3. Wybierz nazwę serwera proxy interfejsu API, który chcesz zaktualizować.
4. Wybierz kartę Programowanie.
5. W polu Docelowe punkty końcowe wybierz default (domyślne).
6. W obszarze kodu edytuj element <HTTPTargetConnection>, aby dodać element <SSLInfo>. Określ prawidłowy magazyn kluczy i alias kluczy oraz ustaw wartość elementu <Enabled> i <ClientAuthEnabled> na wartość true (prawda):
```
<TargetEndpoint name="default">
  ...
  <HTTPTargetConnection>
    <SSLInfo>
      <Enabled>true</Enabled>
      <ClientAuthEnabled>true</ClientAuthEnabled>
      <KeyStore>ref://myKeyStoreRef</KeyStore>
      <KeyAlias>myKey</KeyAlias>
    </SSLInfo>
    <URL>https://myservice.com</URL>
  </HTTPTargetConnection>
  ...
</TargetEndpoint>
```
  Uwaga: jeśli masz utworzony magazyn zaufania, umieść go w elemencie <HTTPTargetConnection>:
```
<TargetEndpoint name="default">
  …
  <HTTPTargetConnection>
    <SSLInfo>
      <Enabled>true</Enabled>
      <ClientAuthEnabled>true</ClientAuthEnabled>
      <KeyStore>ref://myKeyStoreRef</KeyStore>
      <KeyAlias>myKey</KeyAlias>
      <TrustStore>ref://myTrustStoreRef</TrustStore>
    </SSLInfo>
    <URL>https://myservice.com</URL>
  </HTTPTargetConnection>
    …
</TargetEndpoint>
```
  Jeśli docelowy punkt końcowy odnosi się do serwera docelowego, a nie do konkretnego adresu URL, zaktualizuj definicję serwera docelowego tak, aby odwoływała się do nowego magazynu kluczy i aliasu kluczy. Na przykład:
```
<TargetServer name="target1>
  ...
  <SSLInfo>
    <Enabled>true</Enabled>
    <ClientAuthEnabled>true</ClientAuthEnabled>
    <KeyStore>ref://myKeyStoreRef</KeyStore>
    <KeyAlias>myKey</KeyAlias>
  </SSLInfo>
</TargetServer>
```
  Jeśli musisz utworzyć magazyn zaufania:
```
<TargetServer name="target1">
  ...
  <SSLInfo>
    <Enabled>true</Enabled>
    <ClientAuthEnabled>true</ClientAuthEnabled>
    <KeyStore>ref://myKeyStoreRef</KeyStore>
    <KeyAlias>myKey</KeyAlias>
    <TrustStore>ref://myTrustStoreRef</TrustStore>
  </SSLInfo>
</TargetServer>
```
  Jeśli aktualizujesz definicję serwera docelowego, nie musisz zapisywać serwera proxy interfejsu API.
7. Zapisz serwer proxy interfejsu API. Jeśli serwer proxy interfejsu API został wdrożony, zapisanie go spowoduje ponowne wdrożenie z nowym ustawieniem.
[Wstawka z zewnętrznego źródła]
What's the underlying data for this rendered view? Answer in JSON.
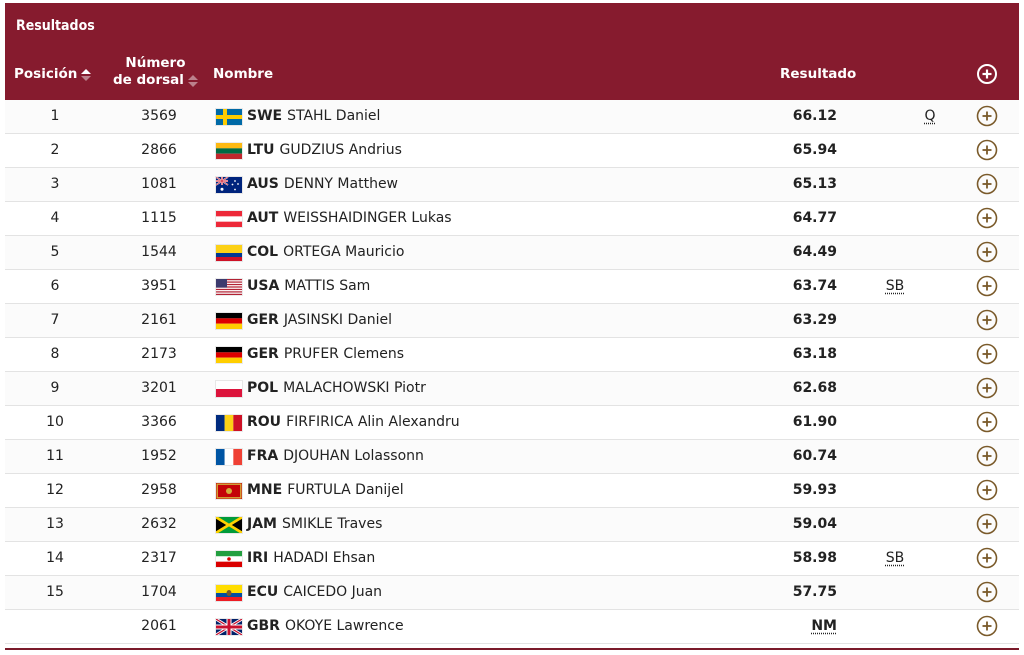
{
  "header": {
    "title": "Resultados",
    "col_pos": "Posición",
    "col_dorsal_line1": "Número",
    "col_dorsal_line2": "de dorsal",
    "col_name": "Nombre",
    "col_result": "Resultado",
    "expand_all_icon": "plus-circle-icon"
  },
  "colors": {
    "header_bg": "#861b2e",
    "plus_icon": "#7a5a2a"
  },
  "rows": [
    {
      "pos": "1",
      "dorsal": "3569",
      "noc": "SWE",
      "name": "STAHL Daniel",
      "result": "66.12",
      "mark": "Q",
      "flag": "swe"
    },
    {
      "pos": "2",
      "dorsal": "2866",
      "noc": "LTU",
      "name": "GUDZIUS Andrius",
      "result": "65.94",
      "mark": "",
      "flag": "ltu"
    },
    {
      "pos": "3",
      "dorsal": "1081",
      "noc": "AUS",
      "name": "DENNY Matthew",
      "result": "65.13",
      "mark": "",
      "flag": "aus"
    },
    {
      "pos": "4",
      "dorsal": "1115",
      "noc": "AUT",
      "name": "WEISSHAIDINGER Lukas",
      "result": "64.77",
      "mark": "",
      "flag": "aut"
    },
    {
      "pos": "5",
      "dorsal": "1544",
      "noc": "COL",
      "name": "ORTEGA Mauricio",
      "result": "64.49",
      "mark": "",
      "flag": "col"
    },
    {
      "pos": "6",
      "dorsal": "3951",
      "noc": "USA",
      "name": "MATTIS Sam",
      "result": "63.74",
      "mark": "SB",
      "flag": "usa"
    },
    {
      "pos": "7",
      "dorsal": "2161",
      "noc": "GER",
      "name": "JASINSKI Daniel",
      "result": "63.29",
      "mark": "",
      "flag": "ger"
    },
    {
      "pos": "8",
      "dorsal": "2173",
      "noc": "GER",
      "name": "PRUFER Clemens",
      "result": "63.18",
      "mark": "",
      "flag": "ger"
    },
    {
      "pos": "9",
      "dorsal": "3201",
      "noc": "POL",
      "name": "MALACHOWSKI Piotr",
      "result": "62.68",
      "mark": "",
      "flag": "pol"
    },
    {
      "pos": "10",
      "dorsal": "3366",
      "noc": "ROU",
      "name": "FIRFIRICA Alin Alexandru",
      "result": "61.90",
      "mark": "",
      "flag": "rou"
    },
    {
      "pos": "11",
      "dorsal": "1952",
      "noc": "FRA",
      "name": "DJOUHAN Lolassonn",
      "result": "60.74",
      "mark": "",
      "flag": "fra"
    },
    {
      "pos": "12",
      "dorsal": "2958",
      "noc": "MNE",
      "name": "FURTULA Danijel",
      "result": "59.93",
      "mark": "",
      "flag": "mne"
    },
    {
      "pos": "13",
      "dorsal": "2632",
      "noc": "JAM",
      "name": "SMIKLE Traves",
      "result": "59.04",
      "mark": "",
      "flag": "jam"
    },
    {
      "pos": "14",
      "dorsal": "2317",
      "noc": "IRI",
      "name": "HADADI Ehsan",
      "result": "58.98",
      "mark": "SB",
      "flag": "iri"
    },
    {
      "pos": "15",
      "dorsal": "1704",
      "noc": "ECU",
      "name": "CAICEDO Juan",
      "result": "57.75",
      "mark": "",
      "flag": "ecu"
    },
    {
      "pos": "",
      "dorsal": "2061",
      "noc": "GBR",
      "name": "OKOYE Lawrence",
      "result": "NM",
      "mark": "",
      "flag": "gbr"
    }
  ]
}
Więcej informacji o opcjach dostępnych w interfejsie <TargetEndpoint>, w tym o używaniu zmiennych do dostarczania wartości elementu TargetEndpoint <SSLInfo>, znajdziesz w dokumentacji dotyczącej konfiguracji serwera proxy interfejsu API.

Włączam SNI

Edge obsługuje korzystanie z usługi SNI (Server Name Indication) z procesorów wiadomości do docelowych punktów końcowych w Apigee Edge dla Cloud i wdrożeń w chmurze Private Cloud.

Aby zapewnić zgodność wsteczną z istniejącymi backendami docelowymi dla Edge dla chmury prywatnej, usługa Apigee domyślnie wyłączyła SNI. Jeśli docelowy backend jest skonfigurowany do obsługi SNI, możesz włączyć tę funkcję. Więcej informacji znajdziesz w artykule Korzystanie z SNI z Edge.